## Refraction Study

# A study that applies research in computationally controlled caustics. I experiment with a process to transform pixels into caustic images of refracted light.

LINKS | MIT Media Lab ↗︎ |

## Refraction Study

This study replicates the process of converting an image into a 3-dimensional refractive surface, developed by Yue et al.'s 2014 paper on goal-based caustics ↗︎. I adapted an improved an implementation written by Matt Ferraro ↗︎.

## Pixels To Lux

At a high level, the process involves creating a mesh that achieves a specific refracted image when illuminated. Each mesh cell directs an incoming ray of light to the appropriate position in the refracted image such that the total light energy entering the surface is conserved while the brightness values of the refracted image match the original input image as closely as possible.

## Loss Minimization

An equivalence is made between the total pixel brightness in the image and the total area of the refracted surface mesh, such that each mesh cell can be morphed to approximate the brightness of its corresponding pixel.
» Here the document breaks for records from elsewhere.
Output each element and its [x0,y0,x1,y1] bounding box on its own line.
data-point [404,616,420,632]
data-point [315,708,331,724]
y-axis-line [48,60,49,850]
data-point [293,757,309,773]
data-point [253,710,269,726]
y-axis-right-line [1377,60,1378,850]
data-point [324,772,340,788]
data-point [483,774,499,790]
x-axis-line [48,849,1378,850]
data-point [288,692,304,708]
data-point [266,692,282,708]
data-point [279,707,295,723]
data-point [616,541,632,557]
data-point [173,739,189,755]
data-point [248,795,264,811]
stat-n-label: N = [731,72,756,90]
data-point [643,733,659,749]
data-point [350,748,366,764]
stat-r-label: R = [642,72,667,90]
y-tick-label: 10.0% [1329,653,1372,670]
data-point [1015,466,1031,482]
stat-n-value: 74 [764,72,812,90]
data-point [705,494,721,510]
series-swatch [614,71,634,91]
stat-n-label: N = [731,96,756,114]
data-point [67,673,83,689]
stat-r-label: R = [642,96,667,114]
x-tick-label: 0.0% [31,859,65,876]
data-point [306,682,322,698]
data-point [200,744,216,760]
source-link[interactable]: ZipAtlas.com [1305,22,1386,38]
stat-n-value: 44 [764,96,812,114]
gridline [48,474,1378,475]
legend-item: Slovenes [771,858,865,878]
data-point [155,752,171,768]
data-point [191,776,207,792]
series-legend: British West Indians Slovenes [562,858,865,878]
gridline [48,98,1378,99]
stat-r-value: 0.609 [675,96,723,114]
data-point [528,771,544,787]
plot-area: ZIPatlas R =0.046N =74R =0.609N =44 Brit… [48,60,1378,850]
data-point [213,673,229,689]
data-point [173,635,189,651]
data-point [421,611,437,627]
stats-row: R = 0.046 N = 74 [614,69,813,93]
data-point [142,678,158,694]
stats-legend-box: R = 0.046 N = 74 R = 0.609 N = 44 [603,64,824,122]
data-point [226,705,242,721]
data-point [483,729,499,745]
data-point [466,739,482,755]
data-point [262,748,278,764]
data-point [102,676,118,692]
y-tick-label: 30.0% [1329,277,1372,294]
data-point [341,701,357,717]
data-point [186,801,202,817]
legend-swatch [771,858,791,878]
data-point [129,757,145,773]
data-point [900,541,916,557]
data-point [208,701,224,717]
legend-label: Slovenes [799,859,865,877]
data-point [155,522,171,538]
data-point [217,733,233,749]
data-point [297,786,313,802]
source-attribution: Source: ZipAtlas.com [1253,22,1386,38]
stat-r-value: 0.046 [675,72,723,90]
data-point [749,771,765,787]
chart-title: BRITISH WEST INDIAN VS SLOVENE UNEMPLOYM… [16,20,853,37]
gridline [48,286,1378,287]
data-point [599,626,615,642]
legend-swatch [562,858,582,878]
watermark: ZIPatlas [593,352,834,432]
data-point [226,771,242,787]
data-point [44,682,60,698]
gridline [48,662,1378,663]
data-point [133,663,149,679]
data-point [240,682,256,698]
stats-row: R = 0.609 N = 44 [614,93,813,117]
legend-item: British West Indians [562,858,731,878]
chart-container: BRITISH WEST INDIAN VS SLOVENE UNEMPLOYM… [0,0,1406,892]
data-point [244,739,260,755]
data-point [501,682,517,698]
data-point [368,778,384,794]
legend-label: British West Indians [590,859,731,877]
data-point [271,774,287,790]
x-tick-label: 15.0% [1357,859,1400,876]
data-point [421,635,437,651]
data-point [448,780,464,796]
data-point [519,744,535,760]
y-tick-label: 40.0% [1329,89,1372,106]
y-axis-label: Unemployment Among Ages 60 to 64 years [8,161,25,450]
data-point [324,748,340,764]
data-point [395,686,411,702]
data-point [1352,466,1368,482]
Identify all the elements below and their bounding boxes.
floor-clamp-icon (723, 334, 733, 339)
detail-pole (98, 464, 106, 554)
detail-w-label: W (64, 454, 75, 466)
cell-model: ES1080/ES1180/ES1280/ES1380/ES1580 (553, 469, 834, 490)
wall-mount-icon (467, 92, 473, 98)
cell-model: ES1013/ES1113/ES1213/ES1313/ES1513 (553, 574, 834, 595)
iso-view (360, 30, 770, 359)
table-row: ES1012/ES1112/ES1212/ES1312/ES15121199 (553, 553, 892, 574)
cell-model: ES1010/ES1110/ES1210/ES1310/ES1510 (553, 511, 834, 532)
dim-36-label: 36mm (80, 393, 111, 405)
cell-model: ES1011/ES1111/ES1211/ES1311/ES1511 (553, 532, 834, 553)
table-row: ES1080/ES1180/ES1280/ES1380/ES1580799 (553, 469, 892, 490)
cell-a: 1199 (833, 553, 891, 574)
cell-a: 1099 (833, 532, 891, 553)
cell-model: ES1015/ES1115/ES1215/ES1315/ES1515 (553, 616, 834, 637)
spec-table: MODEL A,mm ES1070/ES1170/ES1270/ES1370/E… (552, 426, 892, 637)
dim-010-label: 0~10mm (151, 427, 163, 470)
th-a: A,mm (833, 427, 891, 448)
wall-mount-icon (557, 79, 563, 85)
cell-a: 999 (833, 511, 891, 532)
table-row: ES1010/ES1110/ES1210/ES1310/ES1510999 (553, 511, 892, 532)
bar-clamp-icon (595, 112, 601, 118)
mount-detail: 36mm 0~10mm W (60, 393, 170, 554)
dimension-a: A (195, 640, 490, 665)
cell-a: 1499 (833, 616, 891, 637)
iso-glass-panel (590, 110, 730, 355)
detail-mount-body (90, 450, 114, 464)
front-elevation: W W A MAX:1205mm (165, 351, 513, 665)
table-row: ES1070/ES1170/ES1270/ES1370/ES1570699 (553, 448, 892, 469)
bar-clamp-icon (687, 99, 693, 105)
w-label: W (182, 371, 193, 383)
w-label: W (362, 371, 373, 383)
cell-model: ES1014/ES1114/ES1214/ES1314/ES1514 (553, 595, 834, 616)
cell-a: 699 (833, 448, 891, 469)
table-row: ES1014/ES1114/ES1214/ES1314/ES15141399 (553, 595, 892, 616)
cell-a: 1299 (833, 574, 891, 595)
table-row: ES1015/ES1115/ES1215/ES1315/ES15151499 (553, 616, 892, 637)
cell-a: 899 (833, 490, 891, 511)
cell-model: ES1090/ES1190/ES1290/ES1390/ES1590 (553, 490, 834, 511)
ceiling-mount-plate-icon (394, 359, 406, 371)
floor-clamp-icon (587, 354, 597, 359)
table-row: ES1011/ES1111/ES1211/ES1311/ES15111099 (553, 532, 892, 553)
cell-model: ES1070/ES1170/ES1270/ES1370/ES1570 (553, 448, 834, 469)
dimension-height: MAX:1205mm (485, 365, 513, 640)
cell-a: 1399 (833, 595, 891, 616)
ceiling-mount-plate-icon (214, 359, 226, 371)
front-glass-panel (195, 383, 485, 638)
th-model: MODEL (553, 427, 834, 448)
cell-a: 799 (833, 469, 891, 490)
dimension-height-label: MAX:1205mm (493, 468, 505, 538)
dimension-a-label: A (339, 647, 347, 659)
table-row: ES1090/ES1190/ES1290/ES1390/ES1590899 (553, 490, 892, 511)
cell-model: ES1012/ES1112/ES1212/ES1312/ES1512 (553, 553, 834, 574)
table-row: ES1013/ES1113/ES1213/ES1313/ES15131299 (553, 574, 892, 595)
Starting with a mesh constructed from a square grid with no variation on the z-axis, there is a loss value associated with each grid cell based on its area relative to the brightness of it's corresponding pixel. Thus the goal is to minimize the loss value.

## Poisson's Equation

The ingenuity in the Yue et al. paper is to use Poisson's equation to reframe the problem of loss minimization into a problem of pressure relaxation over time.

## Simulation

The result is a mesh in which each cell's area approximates the brightness value of its corresponding image pixel. Afterwards, Poisson's equation is used again in conjunction with Snell's law to ensure that each cell is correctly oriented to refract incoming light towards the appropriate part of the refracted image. I simulated the result in Blender using the EEVEE renderer.

I used a desktop CNC machine to mill the mesh into a piece of acrylic. I hope to explore different caustics algorithms and manufacturing strategies in the future.